The groceries cost more. The gas costs more. The rent costs more. And the paycheck?

They'll tell you inflation is 2-3%. They point to some chart with a nice clean line that makes it look like everything's under control.

It's not.

Here's what they actually do. They take the price of a TV — something that's gotten cheaper over 20 years because of technology — and they lump it in with gas, food, housing, clothes. Things you actually need to live a productive life. Then they average it all out and say: "See? Prices only went up 2-3%."

But gas prices alone have gone up over 30% in the last two decades. Housing? Through the roof. Eggs? Don't even get me started.

The things we actually need got more expensive. The things that don't matter got cheaper. And they blended them together to try and paint this narrative that things are under control.

Now here's where it gets worse.

Since 1971 — the year we left the gold standard — productivity in the industries that actually matter has flatlined. Look it up. WTF Happened in 1971? It's a real website. Every chart tells the same story.

What did go up? Information technology. iPhones. Social media. TVs.

The same "innovations" that tech founders won't let their own kids use.

Think about that for a second.

The people building these products are keeping them away from their children. And we're calling them innovations?

So your money leaks value every single day. And that changes everything about how you behave.

On the gold standard, the math was simple. Work hard. Save. Your savings hold their value. You're set.

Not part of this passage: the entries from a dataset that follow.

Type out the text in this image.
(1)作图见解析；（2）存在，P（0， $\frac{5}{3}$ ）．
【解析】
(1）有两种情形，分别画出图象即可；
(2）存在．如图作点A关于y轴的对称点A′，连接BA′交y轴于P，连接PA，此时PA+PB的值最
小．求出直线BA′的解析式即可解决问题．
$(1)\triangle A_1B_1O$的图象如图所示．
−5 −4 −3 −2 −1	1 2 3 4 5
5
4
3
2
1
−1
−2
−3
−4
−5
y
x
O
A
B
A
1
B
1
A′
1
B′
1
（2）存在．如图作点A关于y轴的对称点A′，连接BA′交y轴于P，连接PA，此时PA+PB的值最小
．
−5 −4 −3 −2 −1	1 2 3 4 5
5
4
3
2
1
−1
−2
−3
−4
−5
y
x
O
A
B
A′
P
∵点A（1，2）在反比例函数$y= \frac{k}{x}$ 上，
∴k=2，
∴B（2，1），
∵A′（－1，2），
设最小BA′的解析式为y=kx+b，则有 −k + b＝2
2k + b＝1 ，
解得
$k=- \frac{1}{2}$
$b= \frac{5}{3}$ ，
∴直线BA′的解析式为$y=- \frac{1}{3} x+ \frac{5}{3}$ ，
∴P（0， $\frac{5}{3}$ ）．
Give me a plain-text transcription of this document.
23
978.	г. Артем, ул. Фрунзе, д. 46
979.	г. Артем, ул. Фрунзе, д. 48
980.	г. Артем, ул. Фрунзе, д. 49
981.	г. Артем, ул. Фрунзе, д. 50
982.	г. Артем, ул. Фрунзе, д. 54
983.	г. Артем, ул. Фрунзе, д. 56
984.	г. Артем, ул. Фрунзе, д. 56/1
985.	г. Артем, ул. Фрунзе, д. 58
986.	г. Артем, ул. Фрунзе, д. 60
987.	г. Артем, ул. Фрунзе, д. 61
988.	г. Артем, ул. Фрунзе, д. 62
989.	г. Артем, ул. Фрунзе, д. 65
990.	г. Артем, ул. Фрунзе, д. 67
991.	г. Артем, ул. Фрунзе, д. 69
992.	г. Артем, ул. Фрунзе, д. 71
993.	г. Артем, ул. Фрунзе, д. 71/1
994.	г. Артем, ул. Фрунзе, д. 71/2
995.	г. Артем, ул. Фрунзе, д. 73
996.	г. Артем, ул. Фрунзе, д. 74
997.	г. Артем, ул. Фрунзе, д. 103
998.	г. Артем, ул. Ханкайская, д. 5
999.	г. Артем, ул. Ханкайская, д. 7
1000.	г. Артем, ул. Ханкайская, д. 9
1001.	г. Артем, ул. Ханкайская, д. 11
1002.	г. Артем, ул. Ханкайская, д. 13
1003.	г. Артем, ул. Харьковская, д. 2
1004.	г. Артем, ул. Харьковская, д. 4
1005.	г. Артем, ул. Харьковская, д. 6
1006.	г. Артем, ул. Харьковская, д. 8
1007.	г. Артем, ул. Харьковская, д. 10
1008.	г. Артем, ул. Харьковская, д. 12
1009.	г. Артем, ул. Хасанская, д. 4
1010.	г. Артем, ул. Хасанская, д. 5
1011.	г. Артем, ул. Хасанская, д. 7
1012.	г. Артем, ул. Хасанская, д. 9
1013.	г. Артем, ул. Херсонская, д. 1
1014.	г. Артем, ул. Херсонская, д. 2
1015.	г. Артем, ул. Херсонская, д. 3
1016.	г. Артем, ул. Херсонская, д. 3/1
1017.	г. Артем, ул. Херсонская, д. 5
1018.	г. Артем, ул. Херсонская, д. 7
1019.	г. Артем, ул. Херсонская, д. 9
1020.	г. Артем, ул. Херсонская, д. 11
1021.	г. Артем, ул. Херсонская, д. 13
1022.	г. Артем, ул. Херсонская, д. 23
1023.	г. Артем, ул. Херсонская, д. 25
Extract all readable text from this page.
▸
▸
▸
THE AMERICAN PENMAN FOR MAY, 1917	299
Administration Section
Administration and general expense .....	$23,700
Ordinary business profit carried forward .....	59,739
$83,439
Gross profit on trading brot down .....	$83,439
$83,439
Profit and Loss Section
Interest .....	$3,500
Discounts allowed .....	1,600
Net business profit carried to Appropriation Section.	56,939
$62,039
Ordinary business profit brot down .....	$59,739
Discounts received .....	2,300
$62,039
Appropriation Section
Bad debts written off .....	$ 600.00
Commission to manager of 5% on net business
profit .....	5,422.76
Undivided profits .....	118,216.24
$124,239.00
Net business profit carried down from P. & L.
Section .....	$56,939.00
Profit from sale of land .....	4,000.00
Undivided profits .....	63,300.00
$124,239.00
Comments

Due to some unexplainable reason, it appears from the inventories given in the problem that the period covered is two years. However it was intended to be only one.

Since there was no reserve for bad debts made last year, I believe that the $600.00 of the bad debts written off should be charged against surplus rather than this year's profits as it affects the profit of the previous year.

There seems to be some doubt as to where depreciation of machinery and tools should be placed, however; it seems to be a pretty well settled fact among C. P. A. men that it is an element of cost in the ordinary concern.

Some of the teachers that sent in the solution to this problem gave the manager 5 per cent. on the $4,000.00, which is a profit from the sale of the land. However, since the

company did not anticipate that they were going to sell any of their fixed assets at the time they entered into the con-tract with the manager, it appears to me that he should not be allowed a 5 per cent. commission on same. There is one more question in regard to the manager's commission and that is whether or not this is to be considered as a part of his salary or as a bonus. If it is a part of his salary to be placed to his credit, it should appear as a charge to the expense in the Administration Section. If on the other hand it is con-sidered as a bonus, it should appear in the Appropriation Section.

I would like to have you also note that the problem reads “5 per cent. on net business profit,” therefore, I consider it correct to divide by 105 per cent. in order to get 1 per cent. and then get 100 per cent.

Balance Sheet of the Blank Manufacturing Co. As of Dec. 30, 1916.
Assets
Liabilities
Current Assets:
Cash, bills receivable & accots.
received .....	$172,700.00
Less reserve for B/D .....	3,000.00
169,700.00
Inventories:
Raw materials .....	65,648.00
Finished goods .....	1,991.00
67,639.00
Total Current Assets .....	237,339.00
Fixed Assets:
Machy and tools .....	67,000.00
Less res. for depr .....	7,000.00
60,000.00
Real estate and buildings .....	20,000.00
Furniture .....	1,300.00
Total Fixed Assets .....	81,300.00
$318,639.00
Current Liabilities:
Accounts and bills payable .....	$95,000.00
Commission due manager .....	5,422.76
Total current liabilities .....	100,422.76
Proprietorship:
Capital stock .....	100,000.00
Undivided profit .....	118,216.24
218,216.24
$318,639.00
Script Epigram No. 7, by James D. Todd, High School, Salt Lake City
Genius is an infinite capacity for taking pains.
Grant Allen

Today? Saving is a losing strategy. You're better off buying gas now than waiting for it to be cheaper tomorrow. Because it won't be.

It's the Red Queen problem. No matter how fast you run, the ground sinks behind you just as fast.

No matter how hard you work, your purchasing power drops at the same rate. That's not an economy. That's a treadmill.

And here's the part nobody talks about.

When they print new money, it doesn't go to you. Look up the Cantillon Effect. The people closest to the money printer — banks, politicians, corporations — they get it first. They spend it while prices are still low.

By the time that money trickles down to you and me? Prices already went up. We're paying more with a weaker dollar.

They didn't work for that money. You did. They printed it, stripped your purchasing power, and spent it on what they think is best for you. No skin in the game. Your labor, their decisions.

To believe you can spend someone else's money better than they can, you have to believe you're better than them. Not better in degree — better in kind. They believe you are sub-human. And they believe they have some god-like ability to allocate your resources in a way that's better than you might be able to.

See the problem with that?

That's not policy. That's arrogance.

The results speak for themselves.

Median age of first marriage: 30 for men. 28 for women. In 1970 it was 23 and 21. You're in your physical prime in your mid-twenties, and now most people can't even afford to start a family until they're past it.

Birth rates? Historic lows. Housing? Unaffordable. Population? Declining.

This isn't a mystery. It's a policy.

So what do you do about it?

That's a discussion for another day.

But step one is diagnosing the issue.

You can't treat a brain tumor if you think the problem is with your kidney.